Aynı emekçiyi kapitalistin, sermayeyle ilişkilenmiş olduğu temizlik şirketinden tutuğunu varsayalım; bu durumda kapitalist, yine bir temizlik hizmeti alacaktır. Bunun karşılığını da kendi gelirinden ödeyecektir. Dolayısıyla, emekçi onun için üretken değildir. Zira kendi sermayesiyle ilişkilenmemiştir. Ama o işçi temizlik şirketinde sermaye ile ilişkilendiği için üretken bir işçidir. Emeği de üretkendir. Temizlik şirketi sahibi kapitalist tarafından, hizmet metası satışa çıkarılmıştır ve onu diğer kapitalist satın almıştır.

Bu durumda, tüm hizmet alanları, sermaye bu alanları kendine bağladığı sürece ve buraları sermaye egemenliğine dahil olduğu sürece, bu alanlara dahil olan emekçilerin emekleri üretken emek olacaktır. Bunların sağlık, eğitim, temizlik vs hizmeti olmasının önemi yoktur. Burada çalışanların da doktor, öğretmen, temizlikçi olmalarının bir  önemi yoktur. Bu, onların emeklerinin somut niteliğidir. Sermaye için bu somut niteliğin önemi yoktur. Önemli olan emeğin soyut toplumsal niteliğidir. Bu niteliğiyle emekçi; doktor, öğretmen, temizlikçi de olsa değer ve artı değer üretir. Sermayenin istediği budur.

3 yorum:

  1. Hizmet alımın bir alt sözleşmeyle başka bir taşerona verilmesi üst sözleşmeci açısından Artı değer üreten bir süreçtir diyebilir miyiz? Size göre diyebiliriz. Peki ama değişim Sürecinde oluşmayan değer sorunu burada ortaya çıkmaz mı? Para Meta para döngüsünde sadece meselenin Meta para kısmına odaklanmak marx ın klasik politik iktisatçılarda sürekli eleştirdiği husus değil midir?

    YanıtlaSil
  2. Para meta ve para ilişkisinde, meta para durumunda kalmayı Marx’ın doğru bulmadığını belirtmişsin. Sürecin bitmediği anlamında doğrudur, lakin değer üretim alanında(değer ve artı değer her nerede üretiliyorsa) üretilir. Lakin bu yeterli bir durum değildir. Zira üretim, özünde üretim ve dolaşımın birliğidir. Üretilen ve sermayeyi genişletecek olan artı değer içeren meta, dolaşım alanından geçerek gerçekleşmelidir.

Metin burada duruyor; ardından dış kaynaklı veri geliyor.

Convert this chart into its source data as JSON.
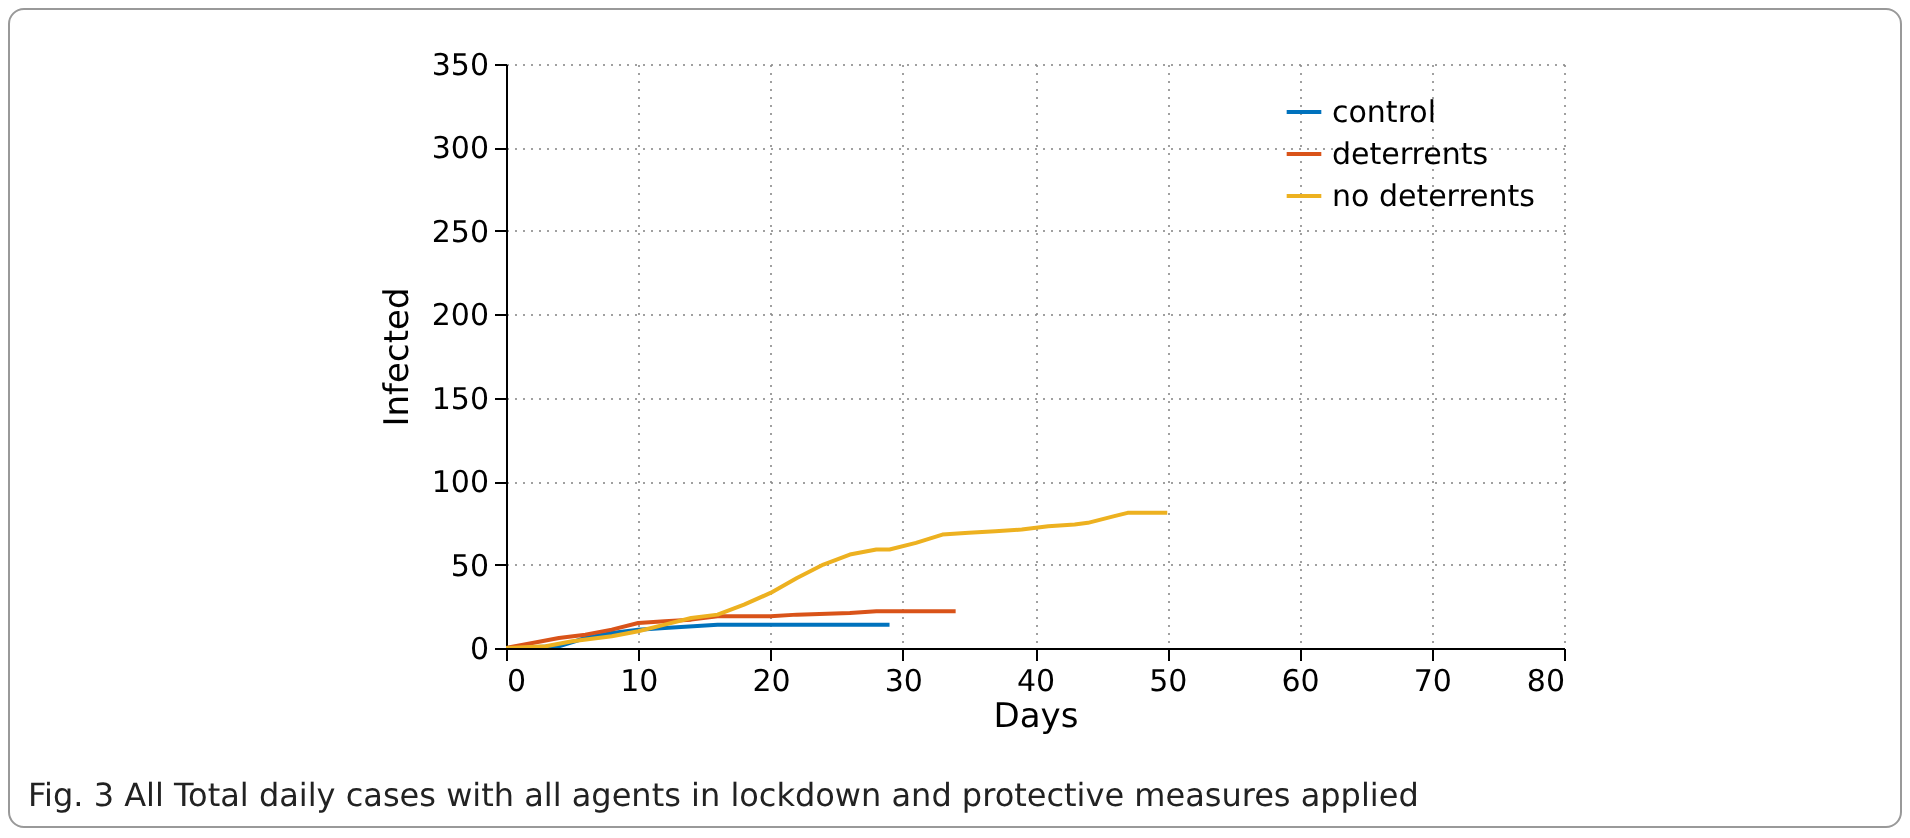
{
  "chart_data": {
    "type": "line",
    "xlabel": "Days",
    "ylabel": "Infected",
    "annotations": [
      "Fig. 3 All Total daily cases with all agents in lockdown and protective measures applied"
    ],
    "series": [
      {
        "name": "control",
        "color": "#0072bd",
        "x": [
          0,
          4,
          6,
          8,
          10,
          12,
          16,
          29
        ],
        "values": [
          0,
          1,
          6,
          9,
          11,
          12,
          14,
          14
        ]
      },
      {
        "name": "deterrents",
        "color": "#d95319",
        "x": [
          0,
          2,
          4,
          6,
          8,
          10,
          12,
          14,
          16,
          20,
          22,
          26,
          28,
          34
        ],
        "values": [
          0,
          3,
          6,
          8,
          11,
          15,
          16,
          17,
          19,
          19,
          20,
          21,
          22,
          22
        ]
      },
      {
        "name": "no deterrents",
        "color": "#edb120",
        "x": [
          0,
          3,
          5,
          8,
          10,
          12,
          14,
          16,
          18,
          20,
          22,
          24,
          26,
          28,
          29,
          31,
          33,
          35,
          37,
          39,
          41,
          43,
          44,
          46,
          47,
          50
        ],
        "values": [
          0,
          1,
          4,
          7,
          10,
          14,
          18,
          20,
          26,
          33,
          42,
          50,
          56,
          59,
          59,
          63,
          68,
          69,
          70,
          71,
          73,
          74,
          75,
          79,
          81,
          81
        ]
      }
    ],
    "xlim": [
      0,
      80
    ],
    "xticks": [
      0,
      10,
      20,
      30,
      40,
      50,
      60,
      70,
      80
    ],
    "ylim": [
      0,
      350
    ],
    "yticks": [
      0,
      50,
      100,
      150,
      200,
      250,
      300,
      350
    ],
    "grid": true,
    "legend": "top right",
    "marker": "none",
    "line_style": "solid"
  }
}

Zira değerin değerlenmesi süreci, üretim ve dolaşım alanının tümünü kapsayan bir ilişkiyi, değerin ilişki durumunu ifade eder. Ama bu süreç gerçekleşmiyorsa ne gam…

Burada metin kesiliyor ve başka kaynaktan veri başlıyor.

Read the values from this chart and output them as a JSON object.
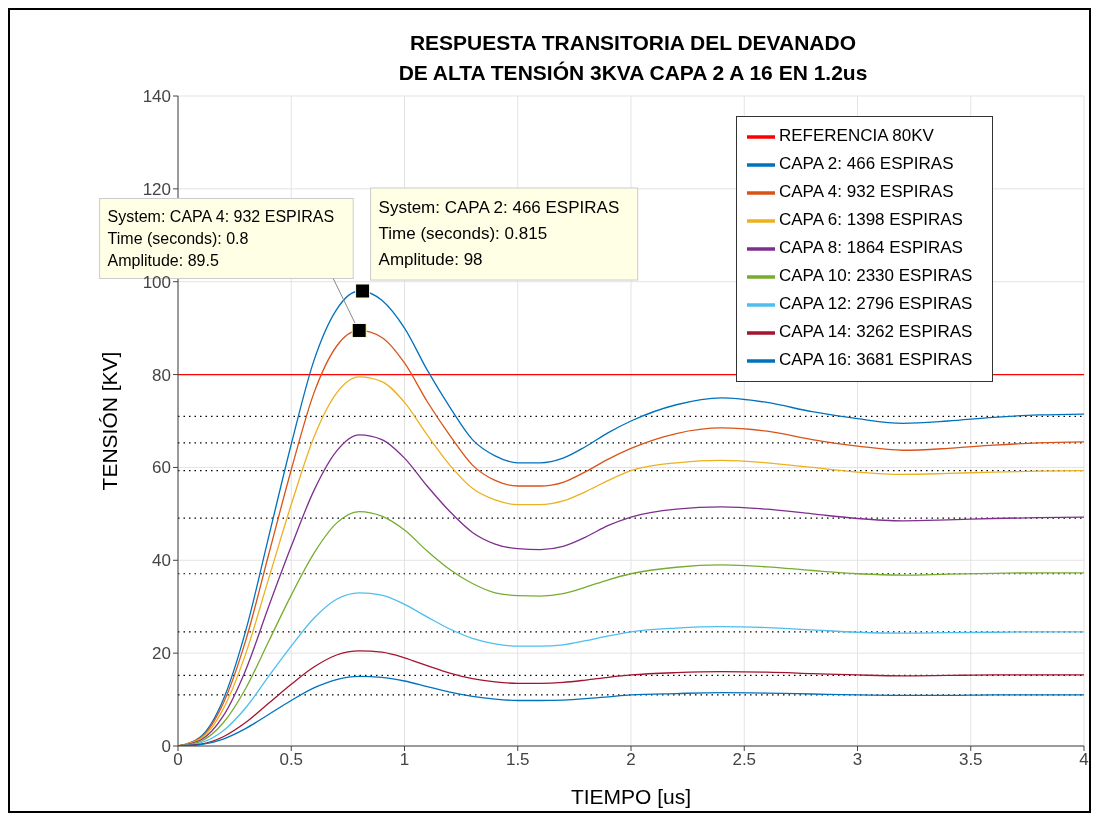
{
  "chart_data": {
    "type": "line",
    "title": "RESPUESTA TRANSITORIA DEL DEVANADO\nDE ALTA TENSIÓN 3KVA CAPA 2 A 16 EN 1.2us",
    "xlabel": "TIEMPO [us]",
    "ylabel": "TENSIÓN [KV]",
    "x": [
      0,
      0.1,
      0.2,
      0.3,
      0.4,
      0.5,
      0.6,
      0.7,
      0.8,
      0.9,
      1.0,
      1.1,
      1.2,
      1.3,
      1.4,
      1.5,
      1.6,
      1.7,
      1.8,
      1.9,
      2.0,
      2.2,
      2.4,
      2.6,
      2.8,
      3.0,
      3.2,
      3.4,
      3.6,
      3.8,
      4.0
    ],
    "series": [
      {
        "name": "REFERENCIA 80KV",
        "color": "#ff0000",
        "x": [
          0,
          4
        ],
        "values": [
          80,
          80
        ]
      },
      {
        "name": "CAPA 2: 466 ESPIRAS",
        "color": "#0072bd",
        "values": [
          0,
          2,
          10,
          25,
          45,
          65,
          83,
          94,
          98,
          96,
          90,
          81,
          73,
          66,
          62.5,
          61,
          61,
          62,
          64.5,
          67.5,
          70,
          73.5,
          75,
          74,
          72,
          70.5,
          69.5,
          70,
          70.8,
          71.3,
          71.5
        ]
      },
      {
        "name": "CAPA 4: 932 ESPIRAS",
        "color": "#d95319",
        "values": [
          0,
          1.8,
          9.2,
          22.9,
          41.2,
          59.5,
          76,
          86.1,
          89.5,
          88,
          82.5,
          74.2,
          66.9,
          60.5,
          57.2,
          56,
          56,
          56.8,
          59.1,
          61.8,
          64.1,
          67.3,
          68.5,
          67.8,
          66,
          64.6,
          63.7,
          64.1,
          64.8,
          65.3,
          65.5
        ]
      },
      {
        "name": "CAPA 6: 1398 ESPIRAS",
        "color": "#edb120",
        "values": [
          0,
          1.6,
          8,
          20,
          36,
          52,
          66.5,
          76,
          79.5,
          78.5,
          74,
          67,
          60.5,
          55.5,
          53,
          52,
          52,
          52.8,
          54.8,
          57.2,
          59.3,
          61,
          61.5,
          61,
          60,
          59,
          58.5,
          58.7,
          59,
          59.2,
          59.3
        ]
      },
      {
        "name": "CAPA 8: 1864 ESPIRAS",
        "color": "#7e2f8e",
        "values": [
          0,
          1.3,
          6.5,
          16.5,
          30,
          43,
          55,
          63.5,
          67,
          66,
          62,
          56,
          50.5,
          46,
          43.5,
          42.5,
          42.3,
          43,
          45,
          47.5,
          49.3,
          51,
          51.5,
          51,
          50,
          49,
          48.5,
          48.7,
          49,
          49.2,
          49.3
        ]
      },
      {
        "name": "CAPA 10: 2330 ESPIRAS",
        "color": "#77ac30",
        "values": [
          0,
          1,
          5,
          12.5,
          22.5,
          32.5,
          41.5,
          48,
          50.5,
          49.5,
          46.5,
          42,
          38,
          35,
          33,
          32.4,
          32.3,
          32.8,
          34.2,
          35.8,
          37.1,
          38.5,
          39,
          38.6,
          37.8,
          37.1,
          36.8,
          37,
          37.2,
          37.3,
          37.3
        ]
      },
      {
        "name": "CAPA 12: 2796 ESPIRAS",
        "color": "#4dbeee",
        "values": [
          0,
          0.7,
          3.3,
          8.3,
          15,
          21.5,
          27.5,
          31.6,
          33,
          32.5,
          30.5,
          27.8,
          25.2,
          23.2,
          22,
          21.5,
          21.5,
          21.8,
          22.7,
          23.7,
          24.6,
          25.4,
          25.7,
          25.5,
          25,
          24.5,
          24.3,
          24.4,
          24.5,
          24.6,
          24.6
        ]
      },
      {
        "name": "CAPA 14: 3262 ESPIRAS",
        "color": "#a2142f",
        "values": [
          0,
          0.4,
          2,
          5.1,
          9.2,
          13.3,
          17,
          19.6,
          20.5,
          20.2,
          19,
          17.3,
          15.7,
          14.5,
          13.8,
          13.5,
          13.5,
          13.7,
          14.2,
          14.8,
          15.3,
          15.8,
          16,
          15.9,
          15.6,
          15.3,
          15.1,
          15.2,
          15.3,
          15.3,
          15.3
        ]
      },
      {
        "name": "CAPA 16: 3681 ESPIRAS",
        "color": "#0072bd",
        "values": [
          0,
          0.3,
          1.5,
          3.8,
          6.8,
          9.8,
          12.5,
          14.3,
          15,
          14.8,
          14,
          12.8,
          11.6,
          10.7,
          10.1,
          9.8,
          9.8,
          9.9,
          10.2,
          10.6,
          11,
          11.3,
          11.5,
          11.4,
          11.2,
          11,
          10.9,
          10.9,
          11,
          11,
          11
        ]
      }
    ],
    "xlim": [
      0,
      4
    ],
    "xticks": [
      0,
      0.5,
      1,
      1.5,
      2,
      2.5,
      3,
      3.5,
      4
    ],
    "ylim": [
      0,
      140
    ],
    "yticks": [
      0,
      20,
      40,
      60,
      80,
      100,
      120,
      140
    ],
    "grid": true,
    "legend": "top right",
    "line_style": "solid",
    "ref_lines": [
      {
        "axis": "y",
        "value": 71,
        "color": "#000000",
        "line_style": "dotted"
      },
      {
        "axis": "y",
        "value": 65.3,
        "color": "#000000",
        "line_style": "dotted"
      },
      {
        "axis": "y",
        "value": 59.3,
        "color": "#000000",
        "line_style": "dotted"
      },
      {
        "axis": "y",
        "value": 49.1,
        "color": "#000000",
        "line_style": "dotted"
      },
      {
        "axis": "y",
        "value": 37.1,
        "color": "#000000",
        "line_style": "dotted"
      },
      {
        "axis": "y",
        "value": 24.6,
        "color": "#000000",
        "line_style": "dotted"
      },
      {
        "axis": "y",
        "value": 15.2,
        "color": "#000000",
        "line_style": "dotted"
      },
      {
        "axis": "y",
        "value": 11,
        "color": "#000000",
        "line_style": "dotted"
      }
    ],
    "annotations": [
      {
        "text": "System: CAPA 2: 466 ESPIRAS\nTime (seconds): 0.815\nAmplitude: 98",
        "x": 0.815,
        "y": 98
      },
      {
        "text": "System: CAPA 4: 932 ESPIRAS\nTime (seconds): 0.8\nAmplitude: 89.5",
        "x": 0.8,
        "y": 89.5
      }
    ]
  }
}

    “Hizmet alımın bir alt sözleşmeyle başka bir taşerona verilmesi üst sözleşmeci açısından Artı değer üreten bir süreçtir diyebilir miyiz? Size göre diyebiliriz” diyorsun ve ben burayı anlayamadım. Bu düşünceni biraz açar mısın?

    YanıtlaSil
  3. Kapitalist bir kurgu ile yapılandırılmış tüzel kişiliğe sahip bir kurum( kapitalist anlamda kar güdüsü ile donanmış bir yapı) bir işletmenin , ya da devlet kurumunun temizlik ihalesini aldı varsayalım. Sonra bu aldığı ihaleyi bir alt sözleşme ile bir taşerona devretti. Yani M-P-M döngüsü var olsun. Buradaki döngüyü M-P-M' olarak mı göreceğiz? Ya da kurgusal hata mı yaptık birinci işletme için P-M-P' olarak mı göreceğiz? Buna verilen cevaba göre konuşmanın seyri değişeceği için burada kesiyorum. Umarım daha sarih bir şekilde anlatabilmişimdir.